Let’s look at a practical example. In March, they said 3 rate cuts. Most people should have seen that this was probably not going to happen, because inflation was nowhere close to 2% yet. The Fed also, more than likely, knew this was not going to happen. So what is the point of saying it? I think the answer is to gauge the reaction and buy time.
The market responded quite favorably and this alone indicates a lot: investors are practically salivating for a rate cut. Thus a cut would be way too inflationary. So the next month, Powell suggests that it was all very unlikely, and again gauges reaction while buying time.
The secret is that each time the market will organically arrive at new price points based on some perception of what they believe the Fed actually means based on what it is saying.
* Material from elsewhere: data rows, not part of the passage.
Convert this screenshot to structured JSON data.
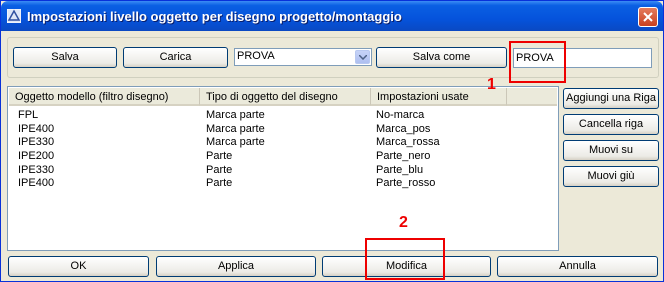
{
  "window": {
    "title": "Impostazioni livello oggetto per disegno progetto/montaggio"
  },
  "toolbar": {
    "save_label": "Salva",
    "load_label": "Carica",
    "combo_value": "PROVA",
    "save_as_label": "Salva come",
    "name_value": "PROVA"
  },
  "table": {
    "columns": [
      "Oggetto modello (filtro disegno)",
      "Tipo di oggetto del disegno",
      "Impostazioni usate"
    ],
    "rows": [
      [
        "FPL",
        "Marca parte",
        "No-marca"
      ],
      [
        "IPE400",
        "Marca parte",
        "Marca_pos"
      ],
      [
        "IPE330",
        "Marca parte",
        "Marca_rossa"
      ],
      [
        "IPE200",
        "Parte",
        "Parte_nero"
      ],
      [
        "IPE330",
        "Parte",
        "Parte_blu"
      ],
      [
        "IPE400",
        "Parte",
        "Parte_rosso"
      ]
    ]
  },
  "side_buttons": {
    "add_row": "Aggiungi una Riga",
    "delete_row": "Cancella riga",
    "move_up": "Muovi su",
    "move_down": "Muovi giù"
  },
  "bottom_buttons": {
    "ok": "OK",
    "apply": "Applica",
    "modify": "Modifica",
    "cancel": "Annulla"
  },
  "annotations": {
    "label_1": "1",
    "label_2": "2",
    "color": "#e00000"
  }
}
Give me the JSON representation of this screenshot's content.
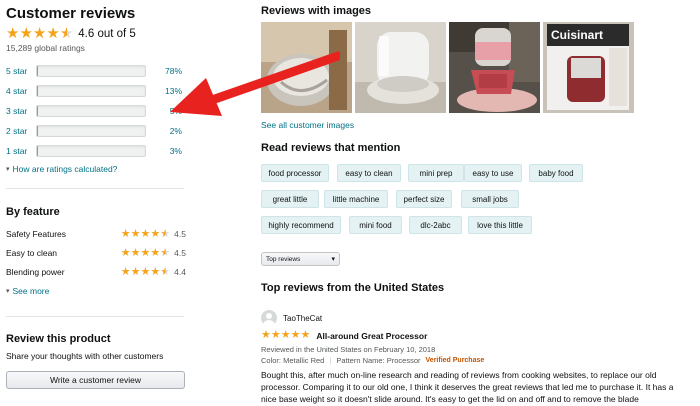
{
  "customer_reviews": {
    "title": "Customer reviews",
    "rating_stars": 4.6,
    "rating_text": "4.6 out of 5",
    "global_ratings": "15,289 global ratings",
    "histogram": [
      {
        "label": "5 star",
        "percent_text": "78%",
        "fraction": 0.78
      },
      {
        "label": "4 star",
        "percent_text": "13%",
        "fraction": 0.13
      },
      {
        "label": "3 star",
        "percent_text": "5%",
        "fraction": 0.05
      },
      {
        "label": "2 star",
        "percent_text": "2%",
        "fraction": 0.02
      },
      {
        "label": "1 star",
        "percent_text": "3%",
        "fraction": 0.03
      }
    ],
    "how_calculated": "How are ratings calculated?"
  },
  "by_feature": {
    "title": "By feature",
    "features": [
      {
        "name": "Safety Features",
        "score": "4.5",
        "stars": 4.5
      },
      {
        "name": "Easy to clean",
        "score": "4.5",
        "stars": 4.5
      },
      {
        "name": "Blending power",
        "score": "4.4",
        "stars": 4.4
      }
    ],
    "see_more": "See more"
  },
  "review_product": {
    "title": "Review this product",
    "subtitle": "Share your thoughts with other customers",
    "button": "Write a customer review"
  },
  "reviews_with_images": {
    "title": "Reviews with images",
    "images": [
      "mixing-bowl-photo",
      "processor-base-photo",
      "red-processor-photo",
      "cuisinart-box-photo"
    ],
    "box_brand_text": "Cuisinart",
    "see_all": "See all customer images"
  },
  "mentions": {
    "title": "Read reviews that mention",
    "chips": [
      "food processor",
      "easy to clean",
      "mini prep",
      "easy to use",
      "baby food",
      "great little",
      "little machine",
      "perfect size",
      "small jobs",
      "highly recommend",
      "mini food",
      "dlc-2abc",
      "love this little"
    ]
  },
  "sort_select": {
    "value": "Top reviews"
  },
  "top_reviews": {
    "title": "Top reviews from the United States",
    "review": {
      "author": "TaoTheCat",
      "stars": 5,
      "headline": "All-around Great Processor",
      "date": "Reviewed in the United States on February 10, 2018",
      "color": "Color: Metallic Red",
      "pattern": "Pattern Name: Processor",
      "verified": "Verified Purchase",
      "body": "Bought this, after much on-line research and reading of reviews from cooking websites, to replace our old processor. Comparing it to our old one, I think it deserves the great reviews that led me to purchase it. It has a nice base weight so it doesn't slide around. It's easy to get the lid on and off and to remove the blade"
    }
  },
  "colors": {
    "link": "#007185",
    "star": "#f4a41c",
    "bar_fill": "#f3a847",
    "arrow": "#e8231f",
    "chip_bg": "#e5f2f4",
    "verified": "#c45500"
  }
}
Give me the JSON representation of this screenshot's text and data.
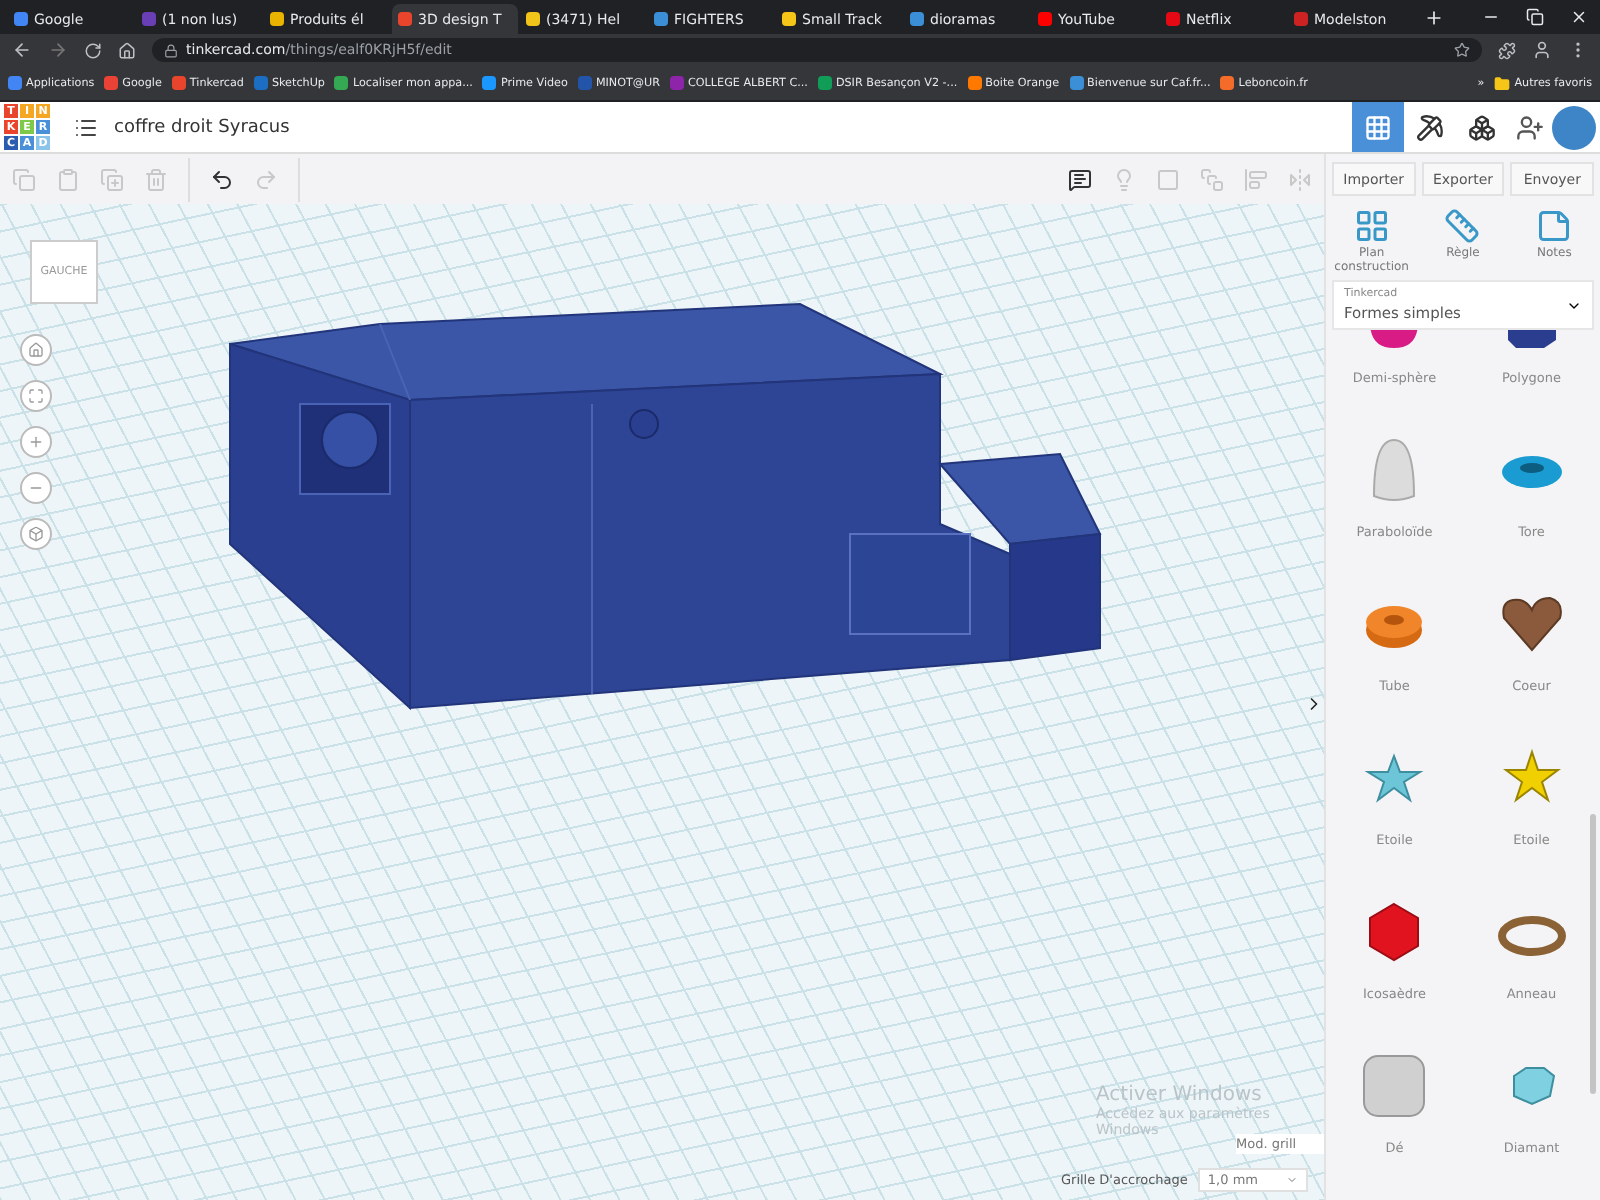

The actual job of the Fed can be strictly negative: they don’t have to do a whole lot because all markets reach equilibrium without the need for much intervention. Just doing a little to look like the “right thing” is being done is enough to keep the music going. For instance, raising rates in 2022-2023 gave the perception that there was a strict crackdown on inflation, which allayed fears of inflation going out of control. Signaling cuts in 2024 gives the perception that the Fed is ready to be dovish, because in 2024 many people were probably eyeing a correction after a pretty strong 2023.
The whole dynamic between the Fed and the market is like a mix between a game of chicken and a prisoners’ dilemma, played out repeatedly. There is a lot of guessing going on for both sides, including guessing what the other party is guessing, and the net result can be unpredictable, though it generally doesn’t lead to anything too crazy.
How Things Got Messed Up This Time
The Middle East situation throws off the game by introducing some big uncertainty into the mix. Namely, if people were waiting for a time to start taking chips off the table after big gains, this would be as good a time as any.
When we look at this drop, it is coupled with classic flight to safety behavior in that gold is rallying higher with little sign of slowing down. Also, tensions in the Middle East have pushed up the price of oil, which raises costs around the globe and hurts top lines. We could be looking at the beginning of a commodities supercycle as people rotate from the high performing U.S. tech stocks, powered primarily by the AI and AGI narrative, into commodities and physical, real assets. This is bad for the S&P 500. The time of gold outperformance has arrived, which I predicted in this article written months ago.
We can also see that the IV skew in SPY options are starting to favor insurance, after a long time hovering in below the 3.0 (this is the put IV minus the call IV for the 25 delta options on SPY). The move from below 2.0 to near 4.0 is pretty significant, and the speed this happened is definitely signaling a flight to safety.
The Bottom Line
Be careful out there. The seasonal “sell in May” talk may have come a bit early and might even get compounded with the flight to safety we are seeing. The market seems to be saying “sell before May” because the next few months can get crazy.
I don’t think it makes sense to panic sell, especially if you are sitting on capital gains. Rather, using either a normal put debit spread or a put ratio spread to capture the elevated OTM put IV while getting some protection is probably the best way to hedge this. Here is the trade I suggest:
Go long one May 31 SPX 4960 put. The mid price is $93. Go short two May 31 SPX 4810. The mid price is $50. The total position is a credit of $7, before fees. If SPX falls, everything from 4960 to 4810 is protected – which is $150 of protection. Below 4810, the position starts to look like a short put, but you will have received the $7 credit and the $150 protection. And if SPX goes up from here, you simply keep the $7 credit.
Overall, this trade has good expected value since it capitalizes on the elevated implied volatility of OTM puts while offering protection for shorter pullbacks. The risk is SPX falls significantly from here, and it completely erases the money received. This breakeven point is $157 below the lower strike price – or at SPX 4653. After that point, the hedge would actually be a loss, but one could probably roll the short puts to capitalize on the even higher IV and get positive delta to bet on a rebound.